Вдруг пушки смолкли. Господа бросились на второй приступ — на этот раз не с шутками, а с затаенным бешенством. Не встретив сопротивления, они пересекли ров и подошли к бреши. У «черных» уже не оставалось ни пороху, ни ядер. Атакующие разразились ликующими криками. Они решили, что препятствия уже преодолены. Но что это? Перед ними оказалась еще одна стена, высотой с копье, с небольшой амбразурой и узкой дверью, преграждавшая им путь. На стене развевалось знамя Черной рати. Дверь была заложена изнутри камнями. На стене стояли бесстрашные воины Флориана Гейера и пятьдесят молодцов Лингарта. Они осыпали атакующих камнями и отгоняли пиками, и лишь крепкие шлемы и латы спасали атакующих от смерти. Зато многие убрались назад с тяжкими ушибами, с раздробленными или вывихнутыми ногами и руками. А вслед им неслась популярная в то время, сложенная в насмешку над дворянами песенка. Ее пел своим громовым басом Большой Лингарт, безбожно фальшивя:
Ах ты, бедный Иуда,Что ты натворил?Расскажу я людям,Станет свет не мил.Ах ты, бедный Иуда,Что ты натворил?
Неожиданно взрыв смеха сменился возгласами ужаса: «Смотрите, смотрите на церковь!» Каспар показал Гейеру на деревню. Расстреляв все заряды, Симон Нейфер и его молодцы продолжали яростно сопротивляться. Они сбрасывали с крыши церкви и с колокольни черепицу и камни на головы атакующих и многих уложили на месте. Но вдруг церковь запылала, и колокольня, как гигантский факел, взвилась к небесам, уготовив Симону и его храбрецам пылающую могилу.
Осада крепости
С гравюры XVI в.
Засевшие в замке в глубоком молчании смотрели на бушующее пламя. Флориан Гейер обнажил голову, другие последовали его примеру.
— Они пали смертью героев, — сказал он, — так последуем же их примеру, дорогие братья, если так суждено. Победа или смерть! Иного выхода у нас нет!
— Победа или смерть! — громко подхватили все его возглас.
— А теперь, друзья, — продолжал Гейер, — передохните и соберитесь с силами. Они не заставят нас долго ждать.
Каждый устроился как придется, кто стоя, кто лежа. Большинство застыло в немом напряженном ожидании, но были такие, что смеялись и перебрасывались шутками. Большой Лингарт и Каспар, сидя рядом на каменной глыбе, с глубокой печалью глядели на объятую пламенем церковь, то ярко вспыхивающую, то окутанную клубами дыма. Великан положил свою ручищу Каспару на плечо. Он, видно, хотел что-то сказать, но не мог.

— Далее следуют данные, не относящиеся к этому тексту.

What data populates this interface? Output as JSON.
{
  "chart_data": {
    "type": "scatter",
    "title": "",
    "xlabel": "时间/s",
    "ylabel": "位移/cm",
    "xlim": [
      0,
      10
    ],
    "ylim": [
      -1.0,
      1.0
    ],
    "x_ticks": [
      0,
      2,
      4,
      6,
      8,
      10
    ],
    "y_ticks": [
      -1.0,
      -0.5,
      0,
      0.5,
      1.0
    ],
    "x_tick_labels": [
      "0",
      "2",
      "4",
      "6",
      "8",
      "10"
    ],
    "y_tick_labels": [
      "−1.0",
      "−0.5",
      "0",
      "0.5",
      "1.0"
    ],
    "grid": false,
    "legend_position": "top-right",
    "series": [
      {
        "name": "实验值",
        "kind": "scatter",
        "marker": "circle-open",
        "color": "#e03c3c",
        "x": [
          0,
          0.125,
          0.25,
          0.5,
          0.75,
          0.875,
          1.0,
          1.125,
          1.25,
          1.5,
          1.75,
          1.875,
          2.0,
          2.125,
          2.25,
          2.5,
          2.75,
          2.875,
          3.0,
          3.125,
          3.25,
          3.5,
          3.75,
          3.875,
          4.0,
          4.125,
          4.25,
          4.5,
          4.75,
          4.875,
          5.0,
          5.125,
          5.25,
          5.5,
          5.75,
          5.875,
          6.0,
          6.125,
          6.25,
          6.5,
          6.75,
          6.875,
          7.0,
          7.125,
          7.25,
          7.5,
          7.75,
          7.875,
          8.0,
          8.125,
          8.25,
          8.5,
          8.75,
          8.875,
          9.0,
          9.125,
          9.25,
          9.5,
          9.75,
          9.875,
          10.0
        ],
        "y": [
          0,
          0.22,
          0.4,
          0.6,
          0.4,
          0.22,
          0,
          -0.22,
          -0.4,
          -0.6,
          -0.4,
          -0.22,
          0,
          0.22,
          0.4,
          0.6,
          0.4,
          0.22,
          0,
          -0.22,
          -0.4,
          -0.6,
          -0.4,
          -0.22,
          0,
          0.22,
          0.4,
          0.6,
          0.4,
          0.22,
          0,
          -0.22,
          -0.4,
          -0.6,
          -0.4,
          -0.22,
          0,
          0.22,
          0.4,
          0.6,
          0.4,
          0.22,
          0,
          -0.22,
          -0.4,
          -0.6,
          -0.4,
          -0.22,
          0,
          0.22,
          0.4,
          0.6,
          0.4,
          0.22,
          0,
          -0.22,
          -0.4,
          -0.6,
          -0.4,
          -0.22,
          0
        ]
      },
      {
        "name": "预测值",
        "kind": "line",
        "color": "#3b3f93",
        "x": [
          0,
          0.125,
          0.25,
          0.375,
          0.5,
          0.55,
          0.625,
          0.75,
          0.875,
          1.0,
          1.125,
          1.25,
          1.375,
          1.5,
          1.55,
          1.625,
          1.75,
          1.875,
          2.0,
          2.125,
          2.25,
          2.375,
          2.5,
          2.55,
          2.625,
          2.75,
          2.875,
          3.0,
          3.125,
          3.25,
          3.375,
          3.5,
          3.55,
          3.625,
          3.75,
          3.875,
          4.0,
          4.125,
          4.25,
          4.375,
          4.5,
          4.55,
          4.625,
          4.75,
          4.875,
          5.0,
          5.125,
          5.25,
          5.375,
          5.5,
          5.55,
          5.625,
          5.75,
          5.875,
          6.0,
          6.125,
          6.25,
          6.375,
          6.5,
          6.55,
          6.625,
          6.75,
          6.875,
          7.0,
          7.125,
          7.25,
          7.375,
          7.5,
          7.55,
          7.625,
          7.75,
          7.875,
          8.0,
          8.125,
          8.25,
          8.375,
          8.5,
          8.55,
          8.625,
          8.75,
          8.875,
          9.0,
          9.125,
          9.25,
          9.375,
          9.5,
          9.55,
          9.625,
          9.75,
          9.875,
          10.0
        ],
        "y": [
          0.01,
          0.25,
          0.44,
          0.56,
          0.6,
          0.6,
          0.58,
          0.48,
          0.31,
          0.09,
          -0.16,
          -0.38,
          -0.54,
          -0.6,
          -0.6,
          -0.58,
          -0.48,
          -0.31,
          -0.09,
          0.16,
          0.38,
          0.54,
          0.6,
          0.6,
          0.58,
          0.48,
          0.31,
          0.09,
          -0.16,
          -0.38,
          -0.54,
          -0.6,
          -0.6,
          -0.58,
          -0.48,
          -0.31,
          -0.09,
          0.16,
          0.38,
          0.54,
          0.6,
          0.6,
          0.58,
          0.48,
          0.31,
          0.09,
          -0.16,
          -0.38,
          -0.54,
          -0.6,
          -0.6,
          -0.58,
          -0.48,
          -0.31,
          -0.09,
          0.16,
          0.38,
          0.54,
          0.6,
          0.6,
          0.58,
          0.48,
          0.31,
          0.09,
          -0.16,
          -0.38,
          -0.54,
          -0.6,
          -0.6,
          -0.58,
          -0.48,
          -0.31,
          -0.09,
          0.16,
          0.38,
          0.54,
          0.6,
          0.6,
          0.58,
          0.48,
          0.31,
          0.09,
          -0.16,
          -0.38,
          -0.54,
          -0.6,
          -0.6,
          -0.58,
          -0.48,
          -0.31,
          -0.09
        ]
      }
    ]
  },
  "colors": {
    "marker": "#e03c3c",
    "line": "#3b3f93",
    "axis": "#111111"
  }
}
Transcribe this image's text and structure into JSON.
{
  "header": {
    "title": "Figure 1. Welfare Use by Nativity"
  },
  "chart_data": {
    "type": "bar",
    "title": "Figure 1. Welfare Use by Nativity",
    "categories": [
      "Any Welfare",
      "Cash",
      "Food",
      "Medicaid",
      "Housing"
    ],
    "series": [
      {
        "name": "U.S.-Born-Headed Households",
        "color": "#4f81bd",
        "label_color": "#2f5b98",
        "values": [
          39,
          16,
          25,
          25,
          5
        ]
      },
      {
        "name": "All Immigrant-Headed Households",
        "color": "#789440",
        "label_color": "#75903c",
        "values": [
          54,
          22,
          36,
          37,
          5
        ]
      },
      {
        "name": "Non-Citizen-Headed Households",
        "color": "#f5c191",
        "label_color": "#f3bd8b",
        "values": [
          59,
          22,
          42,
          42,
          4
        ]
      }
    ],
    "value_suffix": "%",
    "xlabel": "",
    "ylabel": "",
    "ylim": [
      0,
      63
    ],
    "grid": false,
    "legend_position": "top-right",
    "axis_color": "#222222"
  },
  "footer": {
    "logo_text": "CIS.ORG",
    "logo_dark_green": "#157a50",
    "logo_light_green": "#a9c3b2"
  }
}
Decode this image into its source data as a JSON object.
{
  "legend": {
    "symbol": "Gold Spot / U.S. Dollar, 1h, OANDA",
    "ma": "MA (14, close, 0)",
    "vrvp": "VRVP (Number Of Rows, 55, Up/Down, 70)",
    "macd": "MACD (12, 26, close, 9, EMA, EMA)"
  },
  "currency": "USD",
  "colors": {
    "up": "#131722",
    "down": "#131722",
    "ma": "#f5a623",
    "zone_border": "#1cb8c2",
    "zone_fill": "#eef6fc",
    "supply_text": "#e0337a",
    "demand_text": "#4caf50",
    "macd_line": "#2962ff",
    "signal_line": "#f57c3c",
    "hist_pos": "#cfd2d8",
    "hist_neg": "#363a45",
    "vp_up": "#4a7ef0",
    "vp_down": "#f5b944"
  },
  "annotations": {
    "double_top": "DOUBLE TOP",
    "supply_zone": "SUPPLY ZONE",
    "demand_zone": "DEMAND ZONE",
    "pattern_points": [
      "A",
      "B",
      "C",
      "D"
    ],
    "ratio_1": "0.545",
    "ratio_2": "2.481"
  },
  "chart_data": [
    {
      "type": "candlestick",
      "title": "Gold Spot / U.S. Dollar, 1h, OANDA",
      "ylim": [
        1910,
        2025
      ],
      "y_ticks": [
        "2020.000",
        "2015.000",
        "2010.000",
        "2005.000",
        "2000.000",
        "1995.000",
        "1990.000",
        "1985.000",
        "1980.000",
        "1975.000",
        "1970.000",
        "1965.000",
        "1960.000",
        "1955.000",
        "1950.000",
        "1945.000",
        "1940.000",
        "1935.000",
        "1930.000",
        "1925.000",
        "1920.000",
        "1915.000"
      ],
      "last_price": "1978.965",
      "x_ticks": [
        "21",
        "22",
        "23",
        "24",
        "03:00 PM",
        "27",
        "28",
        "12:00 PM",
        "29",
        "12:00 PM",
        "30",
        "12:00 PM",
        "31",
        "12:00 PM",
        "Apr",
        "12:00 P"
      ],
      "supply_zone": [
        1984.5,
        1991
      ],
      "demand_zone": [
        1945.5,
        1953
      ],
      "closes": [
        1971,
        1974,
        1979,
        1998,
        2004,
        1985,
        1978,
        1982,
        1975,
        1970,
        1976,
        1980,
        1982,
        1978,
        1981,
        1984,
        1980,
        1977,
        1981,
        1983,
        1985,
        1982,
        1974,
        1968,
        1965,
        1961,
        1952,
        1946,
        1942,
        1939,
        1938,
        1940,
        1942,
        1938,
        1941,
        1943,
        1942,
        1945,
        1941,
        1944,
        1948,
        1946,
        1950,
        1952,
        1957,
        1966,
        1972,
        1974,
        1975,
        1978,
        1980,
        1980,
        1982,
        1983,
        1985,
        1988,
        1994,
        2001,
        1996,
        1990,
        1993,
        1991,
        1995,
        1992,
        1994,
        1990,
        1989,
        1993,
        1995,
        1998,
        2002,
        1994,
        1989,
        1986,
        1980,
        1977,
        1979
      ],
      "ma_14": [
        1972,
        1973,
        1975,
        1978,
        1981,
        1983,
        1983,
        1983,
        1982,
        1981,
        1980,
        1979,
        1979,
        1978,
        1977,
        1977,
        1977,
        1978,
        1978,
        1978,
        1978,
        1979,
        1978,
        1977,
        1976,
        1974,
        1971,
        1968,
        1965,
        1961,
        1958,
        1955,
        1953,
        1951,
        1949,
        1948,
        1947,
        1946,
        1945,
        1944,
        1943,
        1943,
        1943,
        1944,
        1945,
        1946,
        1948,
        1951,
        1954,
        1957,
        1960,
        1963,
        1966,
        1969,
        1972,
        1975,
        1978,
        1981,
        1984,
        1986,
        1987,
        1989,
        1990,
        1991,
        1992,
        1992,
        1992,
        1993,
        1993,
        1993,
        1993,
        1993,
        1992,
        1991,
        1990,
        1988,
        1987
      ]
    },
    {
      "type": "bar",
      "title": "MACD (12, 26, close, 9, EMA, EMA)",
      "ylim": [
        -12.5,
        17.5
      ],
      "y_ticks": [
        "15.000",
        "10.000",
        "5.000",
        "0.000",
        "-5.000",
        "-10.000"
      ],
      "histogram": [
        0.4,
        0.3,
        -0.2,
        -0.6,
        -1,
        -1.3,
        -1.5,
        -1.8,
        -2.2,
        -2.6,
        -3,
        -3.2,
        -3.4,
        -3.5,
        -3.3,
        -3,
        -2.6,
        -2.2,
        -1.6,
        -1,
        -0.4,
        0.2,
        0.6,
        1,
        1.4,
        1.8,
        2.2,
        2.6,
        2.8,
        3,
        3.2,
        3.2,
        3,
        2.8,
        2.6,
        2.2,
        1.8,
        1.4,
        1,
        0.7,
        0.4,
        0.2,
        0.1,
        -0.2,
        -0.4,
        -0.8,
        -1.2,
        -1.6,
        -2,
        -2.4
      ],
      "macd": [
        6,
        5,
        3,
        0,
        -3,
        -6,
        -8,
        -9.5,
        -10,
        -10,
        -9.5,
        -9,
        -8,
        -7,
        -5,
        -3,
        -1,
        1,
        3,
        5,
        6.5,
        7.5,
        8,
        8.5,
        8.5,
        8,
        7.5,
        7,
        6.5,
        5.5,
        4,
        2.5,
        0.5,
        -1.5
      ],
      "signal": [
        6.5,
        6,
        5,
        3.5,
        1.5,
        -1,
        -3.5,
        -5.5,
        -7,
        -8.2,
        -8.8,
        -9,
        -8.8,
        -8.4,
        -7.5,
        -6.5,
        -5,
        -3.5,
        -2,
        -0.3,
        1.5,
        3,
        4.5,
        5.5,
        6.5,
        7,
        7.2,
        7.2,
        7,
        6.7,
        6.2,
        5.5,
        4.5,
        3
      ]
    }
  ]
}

Его лицо хищной птицы как-то странно подергивалось. Каспар взглянул на него и, хитро улыбнувшись, проговорил:
— Да, я знаю, что ты хочешь сказать.
Глубокий вздох вырвался у бывшего ландскнехта:
— Черт меня совсем побери, если Симон не был храбрейшим из храбрых!
Его совиные глаза замигали, и на ус скатилась слеза. Каспар сидел, молча понурив голову. К ним подошел Флориан Гейер и сказал, обращаясь к Лингарту:
— Дай руку, старый товарищ. Кто знает, может, потом нам уже будет не до этого. Прими мою благодарность. Ты был верен нашему делу до конца.
— Эх, капитан, — отозвался Лингарт, отвечая на его пожатие, — если свободе пришел конец, то пусть идет к чертям вся эта кутерьма. Что толку цепляться за жизнь? А вот его, Эчлиха, мне от души жаль. У него дома есть зазнобушка.
Каспар покраснел до ушей. Флориан Гейер, протягивая ему руку, с улыбкой сказал:
— Ну что же… передай от меня привет твоей зазнобе, если выберешься отсюда. А ты должен выбраться. Мне кажется, ты и смерти нос утрешь.